South American cocaine traders are reacting against the saturation of the North American market, the growing importance of Mexican drug gangs, and effective interdiction along the Caribbean smuggling routes. These factors have induced them to make a strategic shift towards the European market, making use of West Africa’s conducive political environment and the existence of well-developed West African smuggling networks.

Some leading Latin American cocaine traders are even physically relocating to West Africa and moving a considerable part of their business operations to a more congenial location, just as any multinational company might do in the world of legal business.

…Some observers believe that the next step for Latin American cocaine traders might be to commence large-scale production in West Africa.

…indeed there is evidence that drug money is funding political campaigns and affecting political relations in several West African countries.

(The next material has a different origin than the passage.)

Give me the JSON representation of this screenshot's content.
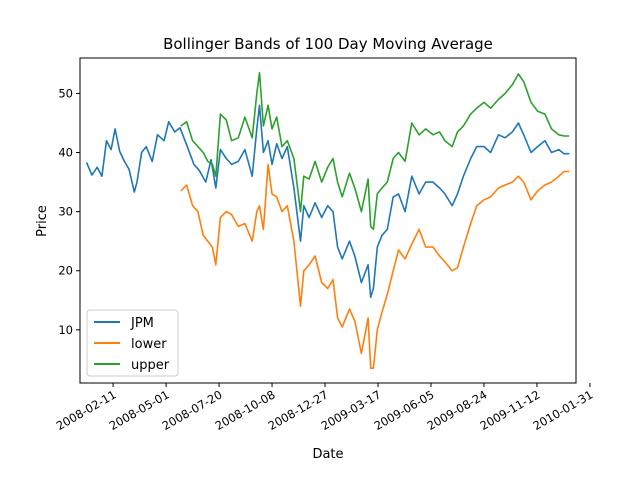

…expertise in smuggling, the weakness of law-enforcement agencies, and the official tolerance of, or even participation in, certain types of crime, constitute a form of social and political capital that accumulates over time.

One thought on “Globalization of the drug trade

  1. A large and growing problem Chris, you’re quite right to raise it. The recent Guinea Bissau coup and perhaps the one in Guinea was alledgedly tied up with the drugs trade, and there’s a case closing in Sierra Leone right now on a similar bent (http://www.news.sl/drwebsite/publish/article_200511626.shtml).

    West Africa, sadly, is only a medium-sized plane ride from the north-east tip of South America.